Management of Ben's condition
Okay, so the most likely diagnosis here is DKA (or diabetic ketoacidosis). This is often how a new diagnosis of Type 1 (insulin dependant) Diabetes presents, as the dehydration develops due to a build up of ketones.
When we initially met Ben, his dad was mainly concerned about the abdominal pain, vomiting and the problems with breathing. The breathing problems should alert you to a diagnosis other than the obvious ones suggested by the abdominal pain and vomiting (gastroenteritis, possible appendicitis). Heavy breathing may of course be caused by things like chest infections and asthma, and a nasty chest infection (pneumonia) can cause abdominal pain and vomiting; but thinking more broadly about why he is breathless is important.
Later on, Cam managed to get the history of excessive drinking in the weeks leading up this illness and this is an important clue that should immediately make you think of diabetes as a cause. Abdominal pain is a common presentation of children with early DKA. If you add to this the history of thirst and the breathlessness due to the patient being acidotic you arrive at your diagnosis. A simple bedside blood sugar test will help confirm the diagnosis.

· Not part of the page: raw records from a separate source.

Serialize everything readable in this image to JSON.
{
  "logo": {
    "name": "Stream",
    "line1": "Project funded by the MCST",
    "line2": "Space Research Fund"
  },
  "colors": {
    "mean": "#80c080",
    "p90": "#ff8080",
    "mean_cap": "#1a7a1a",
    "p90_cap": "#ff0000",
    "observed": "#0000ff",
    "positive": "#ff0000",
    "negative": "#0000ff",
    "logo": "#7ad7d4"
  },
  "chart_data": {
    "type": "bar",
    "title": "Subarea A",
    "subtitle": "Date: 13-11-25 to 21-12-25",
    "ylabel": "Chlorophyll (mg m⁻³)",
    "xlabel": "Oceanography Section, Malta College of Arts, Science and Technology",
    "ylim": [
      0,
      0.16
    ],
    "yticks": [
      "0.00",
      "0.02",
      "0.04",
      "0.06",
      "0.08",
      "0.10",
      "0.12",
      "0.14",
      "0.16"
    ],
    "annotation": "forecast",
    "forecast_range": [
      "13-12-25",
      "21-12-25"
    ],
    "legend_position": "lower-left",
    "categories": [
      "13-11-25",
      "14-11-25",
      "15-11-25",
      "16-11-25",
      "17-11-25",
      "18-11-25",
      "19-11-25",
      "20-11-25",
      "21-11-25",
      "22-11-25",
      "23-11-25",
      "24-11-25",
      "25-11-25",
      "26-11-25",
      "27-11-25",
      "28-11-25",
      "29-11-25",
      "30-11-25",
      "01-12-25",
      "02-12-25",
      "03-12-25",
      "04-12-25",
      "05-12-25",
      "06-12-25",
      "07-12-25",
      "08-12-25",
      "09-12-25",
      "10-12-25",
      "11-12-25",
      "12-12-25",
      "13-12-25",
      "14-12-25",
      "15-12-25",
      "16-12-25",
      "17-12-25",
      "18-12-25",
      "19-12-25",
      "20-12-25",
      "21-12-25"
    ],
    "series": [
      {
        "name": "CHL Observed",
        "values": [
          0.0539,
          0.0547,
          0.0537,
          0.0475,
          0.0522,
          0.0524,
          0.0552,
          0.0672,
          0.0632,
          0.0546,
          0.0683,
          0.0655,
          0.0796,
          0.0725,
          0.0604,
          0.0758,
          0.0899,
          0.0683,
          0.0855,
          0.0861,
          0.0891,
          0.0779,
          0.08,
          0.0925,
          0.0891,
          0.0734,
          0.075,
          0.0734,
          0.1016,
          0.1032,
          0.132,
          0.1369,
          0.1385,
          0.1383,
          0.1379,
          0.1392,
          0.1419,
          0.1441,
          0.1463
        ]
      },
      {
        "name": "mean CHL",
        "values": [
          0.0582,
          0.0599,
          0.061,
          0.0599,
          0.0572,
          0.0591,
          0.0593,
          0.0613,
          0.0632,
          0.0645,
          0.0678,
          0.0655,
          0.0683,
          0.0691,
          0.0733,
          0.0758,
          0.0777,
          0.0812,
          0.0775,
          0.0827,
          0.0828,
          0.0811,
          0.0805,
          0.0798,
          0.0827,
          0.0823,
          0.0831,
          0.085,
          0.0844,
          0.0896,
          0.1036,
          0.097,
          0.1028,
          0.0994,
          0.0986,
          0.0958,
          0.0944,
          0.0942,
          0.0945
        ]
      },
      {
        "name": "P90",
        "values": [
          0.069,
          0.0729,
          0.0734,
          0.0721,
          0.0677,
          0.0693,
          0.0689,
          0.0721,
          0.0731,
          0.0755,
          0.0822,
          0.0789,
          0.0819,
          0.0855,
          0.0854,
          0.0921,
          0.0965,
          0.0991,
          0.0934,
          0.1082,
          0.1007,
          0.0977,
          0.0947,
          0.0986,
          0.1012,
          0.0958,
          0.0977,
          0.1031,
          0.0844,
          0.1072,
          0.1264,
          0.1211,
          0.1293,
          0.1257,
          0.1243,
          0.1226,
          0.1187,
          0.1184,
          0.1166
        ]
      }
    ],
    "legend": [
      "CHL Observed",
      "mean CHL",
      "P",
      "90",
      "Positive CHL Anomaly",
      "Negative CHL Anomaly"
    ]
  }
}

Now Ben doesn’t look too unwell, and I think he has been caught early before he deteriorates. In DKA, build-up of ketones leads to acidosis and, as the patient becomes more acidotic, their symptoms become more severe. If Ben had presented a day or two later he would likely be very unwell, tachycardic (high heart rate) and tachypnoeic (fast breathing rate) with grossly acidotic breathing (deep sighing respirations). Children in this state will often have an altered conscious level.
So let’s look at the fluid bolus that Ben was given. Patients who are acidotic will generally be tachycardic and in severe DKA, have evidence of poor perfusion. But these children have lost total body water (severe dehydration) rather than the situation of reduced circulating volume which leads to shock. Until the acidotic state is corrected, their physiological parameters will not change. We know that giving fluid boluses to children with DKA can increase the risk of one of the most serious complications, cerebral oedema (brain swelling). Children can be shocked with DKA (if the episode was triggered by an infection and they have associated sepsis for example) but in most cases they are not.
So the take-home message in children with DKA is that fluid boluses will not usually be indicated (and definitely not in Ben’s case, as his condition was not too serious), based just on tachycardia alone.
If the blood pressure is normal it makes sense to get them to the nearest appropriate ED for further management. Of course if they have a blood pressure in their boots, a careful fluid bolus makes sense but I would definitely not give more than 10 ml/kg without having a chat with someone on the phone first (ring ahead to the hospital for advice).
The biggest risk factors for developing cerebral oedema are the age of the child (younger children are at grater risk) and how acidotic they are (the more acidotic they are the greater risk there is). In a child with DKA who develops signs of possible cerebral oedema (headache, worsening conscious level), go for a head up tilt and transfer to hospital following a pre alert.